We believe there is an alternative. We need to be enthusiastic about truth and mission and we need to be enthusiastic about relationships and community. (18)
In Part One of their book, they write about the principles involved in being gospel-centered and community-centered. For example, concerning the church being “gospel-centered”, they show how God rules through his word and his Spirit. They reject a polarization between the two. Thus, the proper understanding of the word of God is as a word through the Spirit of God. Similarly, they say that this word is a “missionary” word, meaning that the good news of the kingdom is meant to be proclaimed.
However, living a “gospel-centered” life or being a “gospel-centered” church is often easier said than done. They say,
The church exists both through the gospel and for the gospel… Few Christians are going to object to being gospel-centered… The problem is the gap between our rhetoric and the reality of our practice. The continual challenge for us is to apply this principle to church life and ministry without compromise. (33)
The challenge for us is to make the gospel the center of our lives not just on Sunday mornings but on Monday mornings. This means ending distinctions between “full-timers,” “part-timers,” and people with secular employment in our team and leadership structures. We need non-full-time leaders who can model whole-life, gospel-centered, missional living. It means thinking of our workplaces, homes, and neighborhoods as the location of mission. (37)

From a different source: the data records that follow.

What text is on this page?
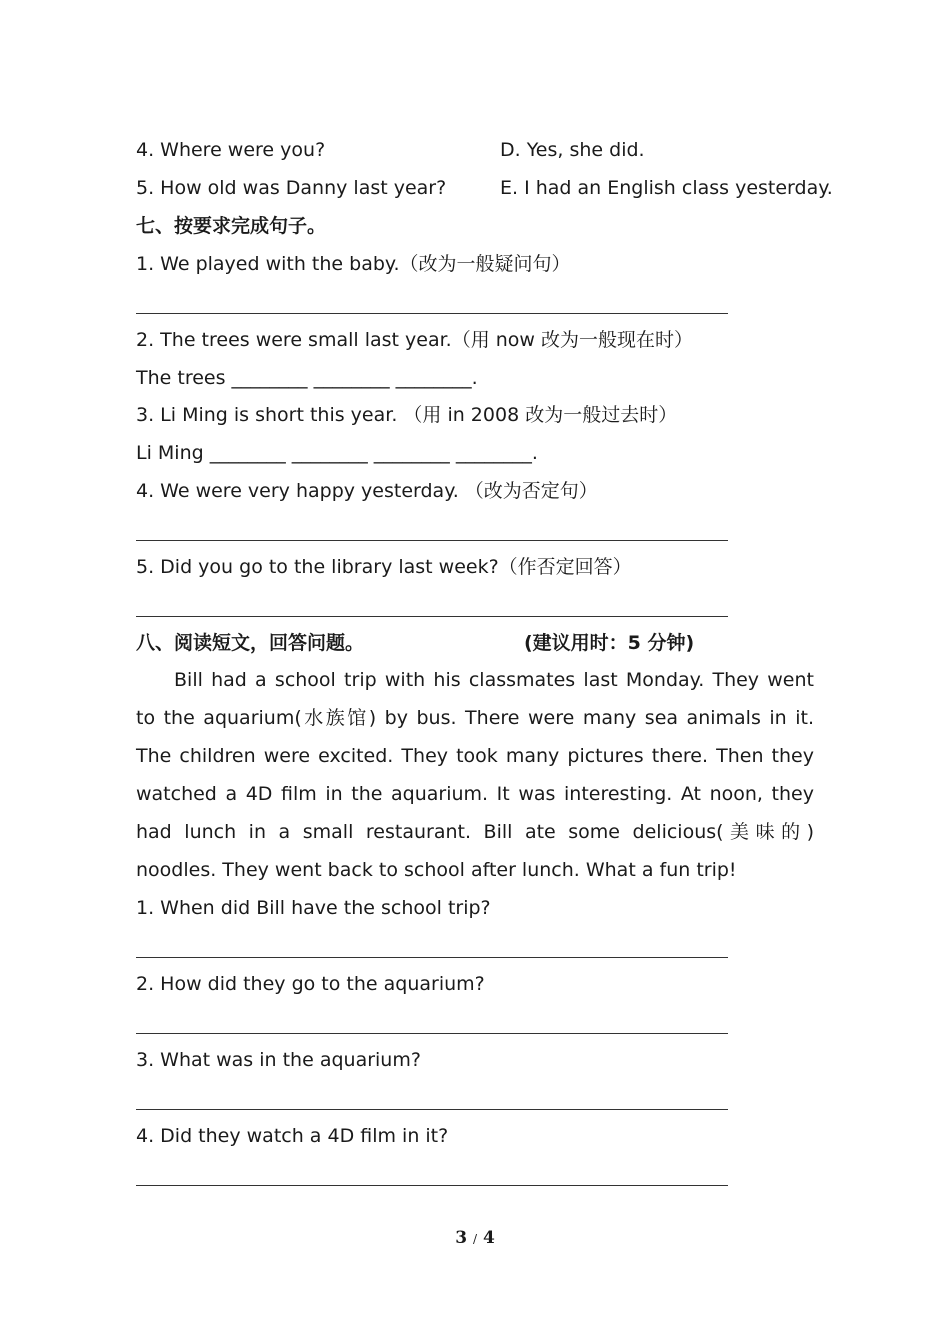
4. Where were you?	D. Yes, she did.
5. How old was Danny last year?	E. I had an English class yesterday.
七、按要求完成句子。
1. We played with the baby.（改为一般疑问句）
2. The trees were small last year.（用 now 改为一般现在时）
The trees ________ ________ ________.
3. Li Ming is short this year. （用 in 2008 改为一般过去时）
Li Ming ________ ________ ________ ________.
4. We were very happy yesterday. （改为否定句）
5. Did you go to the library last week?（作否定回答）
八、阅读短文，回答问题。	(建议用时：5 分钟)
Bill had a school trip with his classmates last Monday. They went to the aquarium(水族馆) by bus. There were many sea animals in it. The children were excited. They took many pictures there. Then they watched a 4D film in the aquarium. It was interesting. At noon, they had lunch in a small restaurant. Bill ate some delicious(美味的) noodles. They went back to school after lunch. What a fun trip!
1. When did Bill have the school trip?
2. How did they go to the aquarium?
3. What was in the aquarium?
4. Did they watch a 4D film in it?
3 / 4
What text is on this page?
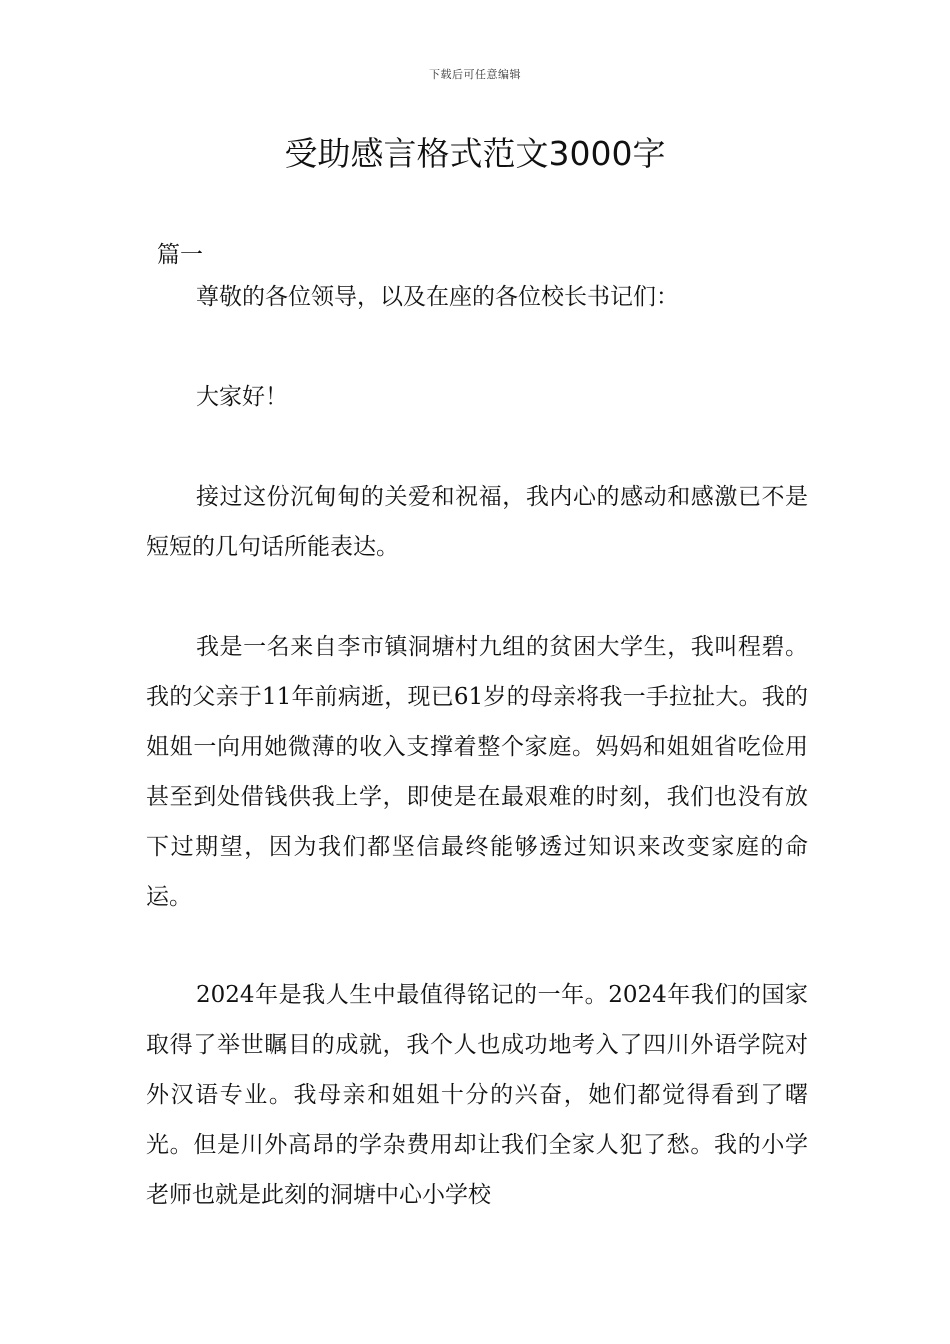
下载后可任意编辑
受助感言格式范文3000字

篇一

尊敬的各位领导，以及在座的各位校长书记们：

大家好！

接过这份沉甸甸的关爱和祝福，我内心的感动和感激已不是短短的几句话所能表达。

我是一名来自李市镇洞塘村九组的贫困大学生，我叫程碧。我的父亲于11年前病逝，现已61岁的母亲将我一手拉扯大。我的姐姐一向用她微薄的收入支撑着整个家庭。妈妈和姐姐省吃俭用甚至到处借钱供我上学，即使是在最艰难的时刻，我们也没有放下过期望，因为我们都坚信最终能够透过知识来改变家庭的命运。

2024年是我人生中最值得铭记的一年。2024年我们的国家取得了举世瞩目的成就，我个人也成功地考入了四川外语学院对外汉语专业。我母亲和姐姐十分的兴奋，她们都觉得看到了曙光。但是川外高昂的学杂费用却让我们全家人犯了愁。我的小学老师也就是此刻的洞塘中心小学校
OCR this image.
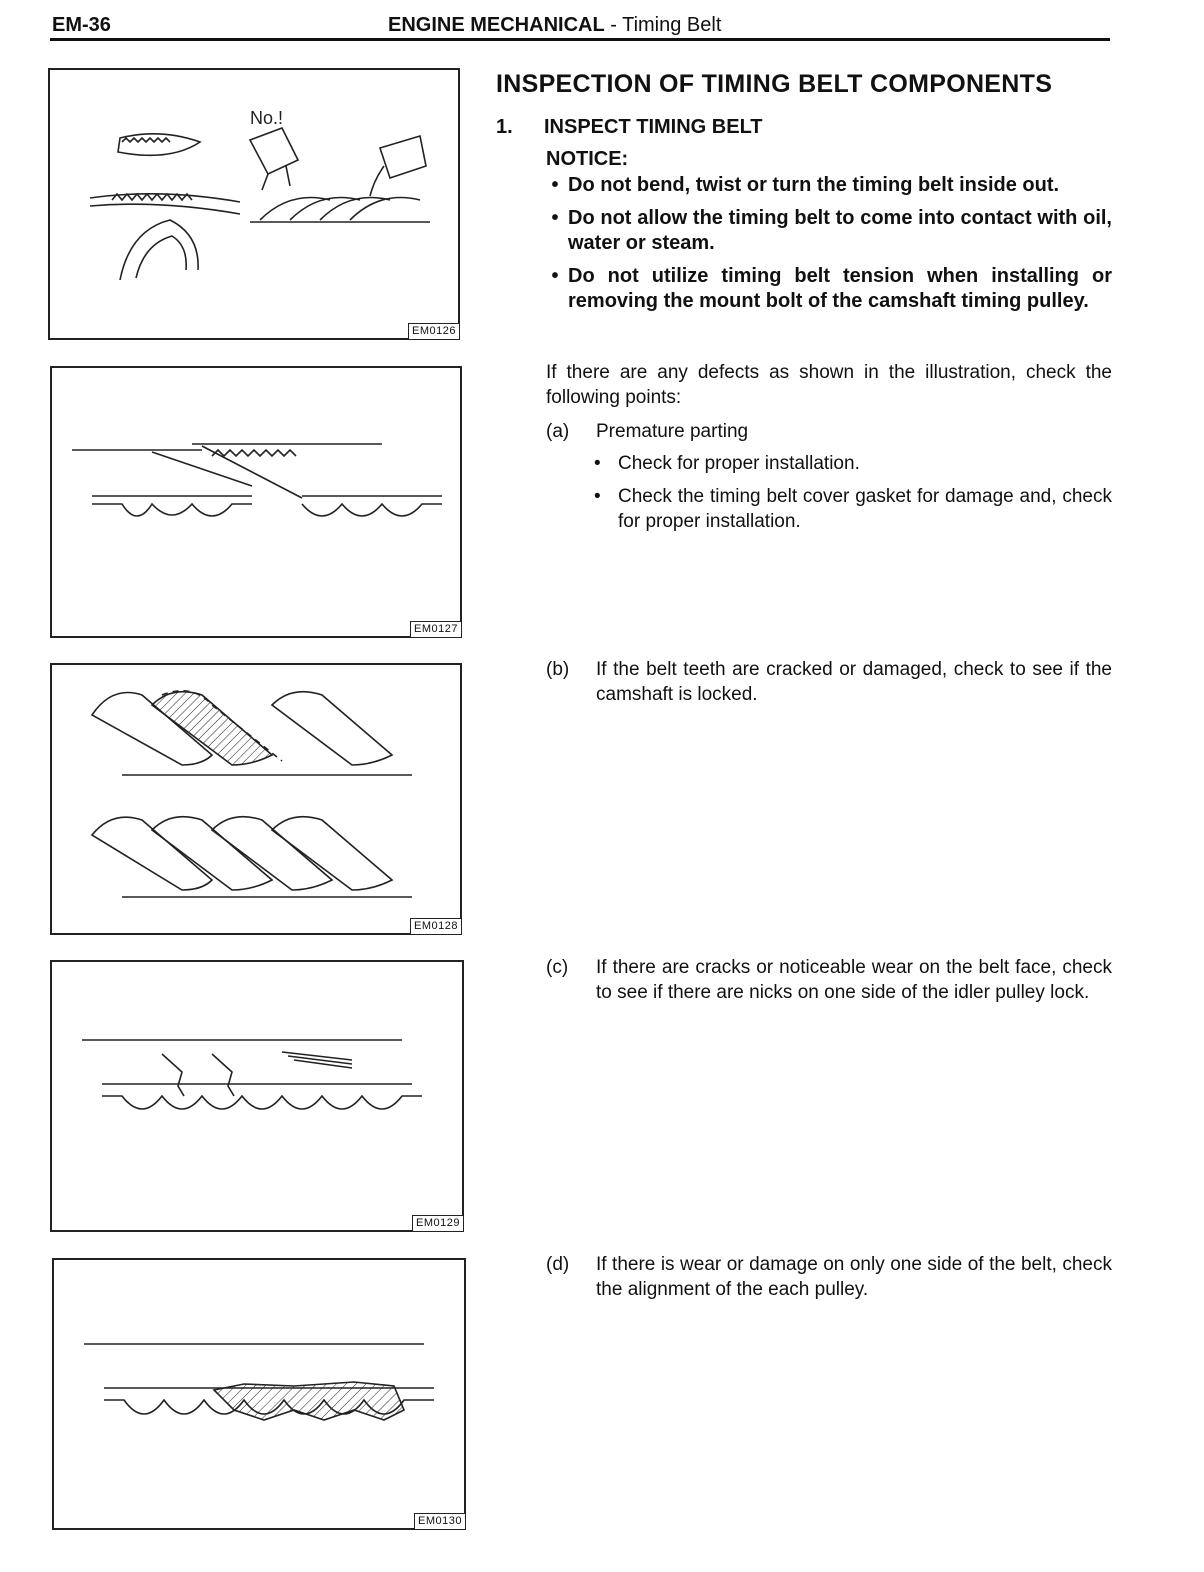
EM-36	ENGINE MECHANICAL - Timing Belt
No.!
EM0126
EM0127
EM0128
EM0129
EM0130
INSPECTION OF TIMING BELT COMPONENTS
1. INSPECT TIMING BELT
NOTICE:
• Do not bend, twist or turn the timing belt inside out.
• Do not allow the timing belt to come into contact with oil, water or steam.
• Do not utilize timing belt tension when installing or removing the mount bolt of the camshaft timing pulley.
If there are any defects as shown in the illustration, check the following points:
(a)	Premature parting
• Check for proper installation.
• Check the timing belt cover gasket for damage and, check for proper installation.
(b)	If the belt teeth are cracked or damaged, check to see if the camshaft is locked.
(c)	If there are cracks or noticeable wear on the belt face, check to see if there are nicks on one side of the idler pulley lock.
(d)	If there is wear or damage on only one side of the belt, check the alignment of the each pulley.
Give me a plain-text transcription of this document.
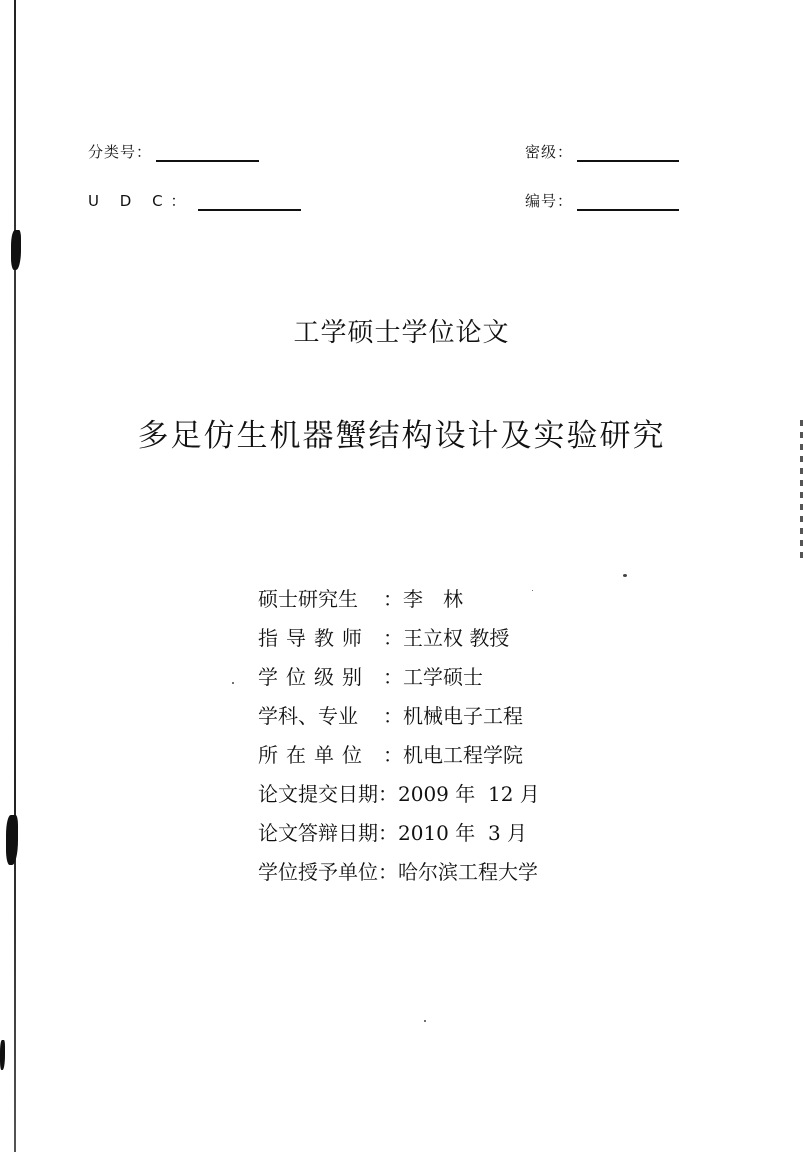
分类号：	密级：
U D C：	编号：
工学硕士学位论文
多足仿生机器蟹结构设计及实验研究
硕士研究生	： 李　林
指导教师 ： 王立权 教授
学位级别 ： 工学硕士
学科、专业	： 机械电子工程
所在单位 ： 机电工程学院
论文提交日期 ： 2009 年  12 月
论文答辩日期 ： 2010 年  3 月
学位授予单位 ： 哈尔滨工程大学
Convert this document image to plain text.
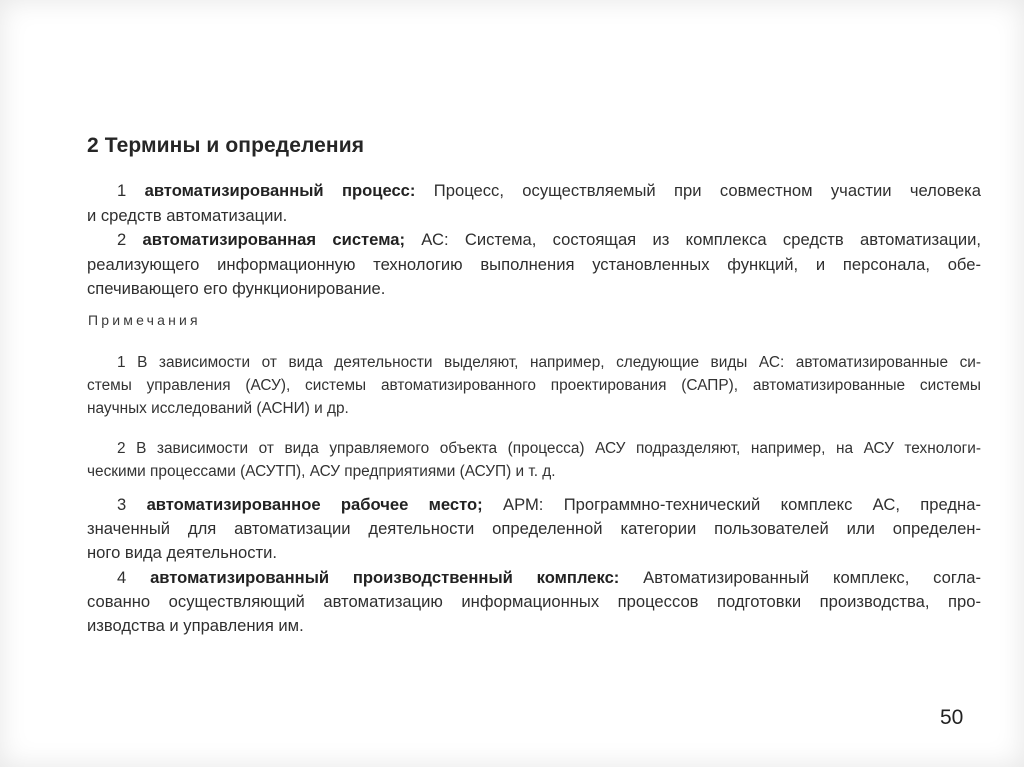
2 Термины и определения
1 автоматизированный процесс: Процесс, осуществляемый при совместном участии человека
и средств автоматизации.
2 автоматизированная система; АС: Система, состоящая из комплекса средств автоматизации,
реализующего информационную технологию выполнения установленных функций, и персонала, обе-
спечивающего его функционирование.
Примечания
1 В зависимости от вида деятельности выделяют, например, следующие виды АС: автоматизированные си-
стемы управления (АСУ), системы автоматизированного проектирования (САПР), автоматизированные системы
научных исследований (АСНИ) и др.
2 В зависимости от вида управляемого объекта (процесса) АСУ подразделяют, например, на АСУ технологи-
ческими процессами (АСУТП), АСУ предприятиями (АСУП) и т. д.
3 автоматизированное рабочее место; АРМ: Программно-технический комплекс АС, предна-
значенный для автоматизации деятельности определенной категории пользователей или определен-
ного вида деятельности.
4 автоматизированный производственный комплекс: Автоматизированный комплекс, согла-
сованно осуществляющий автоматизацию информационных процессов подготовки производства, про-
изводства и управления им.
50
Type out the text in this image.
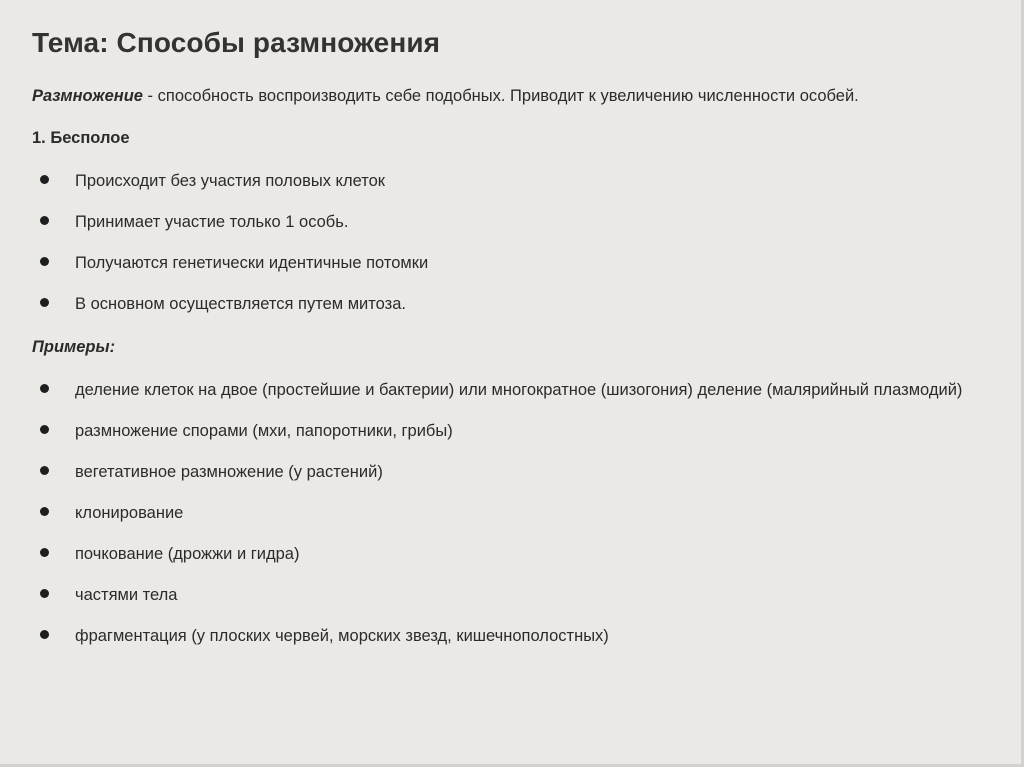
Тема: Способы размножения
Размножение - способность воспроизводить себе подобных. Приводит к увеличению численности особей.
1. Бесполое
Происходит без участия половых клеток
Принимает участие только 1 особь.
Получаются генетически идентичные потомки
В основном осуществляется путем митоза.
Примеры:
деление клеток на двое (простейшие и бактерии) или многократное (шизогония) деление (малярийный плазмодий)
размножение спорами (мхи, папоротники, грибы)
вегетативное размножение (у растений)
клонирование
почкование (дрожжи и гидра)
частями тела
фрагментация (у плоских червей, морских звезд, кишечнополостных)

Next, the authors examine the idea of the church being “community-centered”. They point out that following Christ is not an individualistic endeavor:
By becoming a Christian, I belong to God and I belong to my brothers and sisters. It is not that I belong to God and then make a decision to join a local church. My being in Christ means being in Christ with those others who are in Christ. This is my identity. This is our identity. To fail to live out our corporate identity in Christ is analogous to the act of adultery: we can be Christians and do it, but it is not what Christians should do. The loyalties of the new community supersede even the loyalties of biology. If the church is the body of Christ, then we should not live as disembodied Christians. (41)
This does not mean that the church becomes something that we add to our lives – just another to ball to juggle along with other responsibilities such as work, family, finances, etc. Instead, the community of Christ becomes part of our identity, such that our “problems” with work, family, finances, etc. become their problems, and their problems become our problems. We now live life together.
I think I appreciate their conclusion to this section on “principles” more than anything else that I’ve read in the book so far. Why? Because they give the same advice that I often give to people who are seeking this type of community life:
If you warm to this vision of Christian community, then start where you are. Sell the vision by modeling the vision. Don’t become a pain to your existing congregation, telling them everything they are doing is wrong. Become a blessing by offering hospitality, showing practical care, dropping in on people. Create around you a group of Christians who will share their lives and encourage one another in the faith. (50)
The only thing that I would change in that last quotation is the word “create”. I don’t think that we can “create” a community centered on Christ. However, as Christ creates that community around us, we can foster it and encourage it and not hinder what Christ is doing.
The next section of the book is called “Gospel and Community in Practice”. The authors write about certain church “practices” and how they would look if the church centered on gospel and community. I have read the chapter on “Evangelism” and thought it was excellent. Hopefully, I’ll be able to read more soon and wrote more about this book.
Meanwhile, what do you think about my quick summary of the first part? Do you think the church should be both gospel-centered and community-centered? How would you implement this in your life and community?